SPAILGAug 3, 2023

Multimodal Indoor Localisation in Parkinson's Disease for Detecting Medication Use: Observational Pilot Study in a Free-Living Setting

arXiv:2308.02419v17 citationsh-index: 23
Originality Incremental advance
AI Analysis

This work addresses monitoring motor fluctuations in Parkinson's disease patients in real-world settings, but it is incremental as it builds on existing indoor localization techniques.

The study tackled indoor localization in Parkinson's disease by proposing a transformer-based method using RSSI and accelerometer data, which outperformed other methods and enabled accurate detection of medication use through gait speed features.

Parkinson's disease (PD) is a slowly progressive, debilitating neurodegenerative disease which causes motor symptoms including gait dysfunction. Motor fluctuations are alterations between periods with a positive response to levodopa therapy ("on") and periods marked by re-emergency of PD symptoms ("off") as the response to medication wears off. These fluctuations often affect gait speed and they increase in their disabling impact as PD progresses. To improve the effectiveness of current indoor localisation methods, a transformer-based approach utilising dual modalities which provide complementary views of movement, Received Signal Strength Indicator (RSSI) and accelerometer data from wearable devices, is proposed.

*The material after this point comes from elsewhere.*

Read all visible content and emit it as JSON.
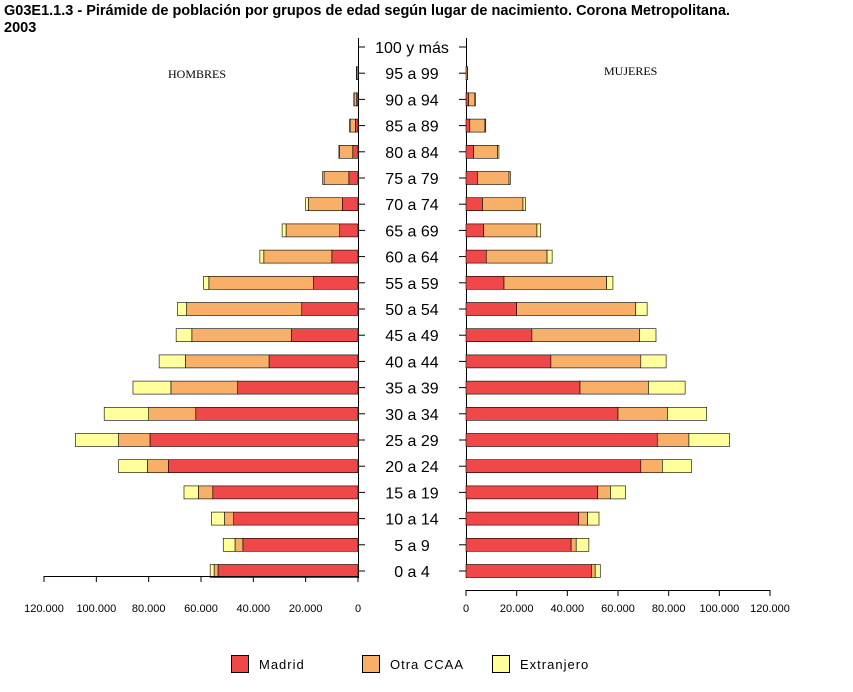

A sub-objective aims to evaluate whether indoor localisation, including its in-home gait speed features (i.e. the time taken to walk between rooms), could be used to evaluate motor fluctuations by detecting whether the person with PD is taking levodopa medications or withholding them. To properly evaluate our proposed method, we use a free-living dataset where the movements and mobility are greatly varied and unstructured as expected in real-world conditions. 24 participants lived in pairs (consisting of one person with PD, one control) for five days in a smart home with various sensors. Our evaluation on the resulting dataset demonstrates that our proposed network outperforms other methods for indoor localisation. The sub-objective evaluation shows that precise room-level localisation predictions, transformed into in-home gait speed features, produce accurate predictions on whether the PD participant is taking or withholding their medications.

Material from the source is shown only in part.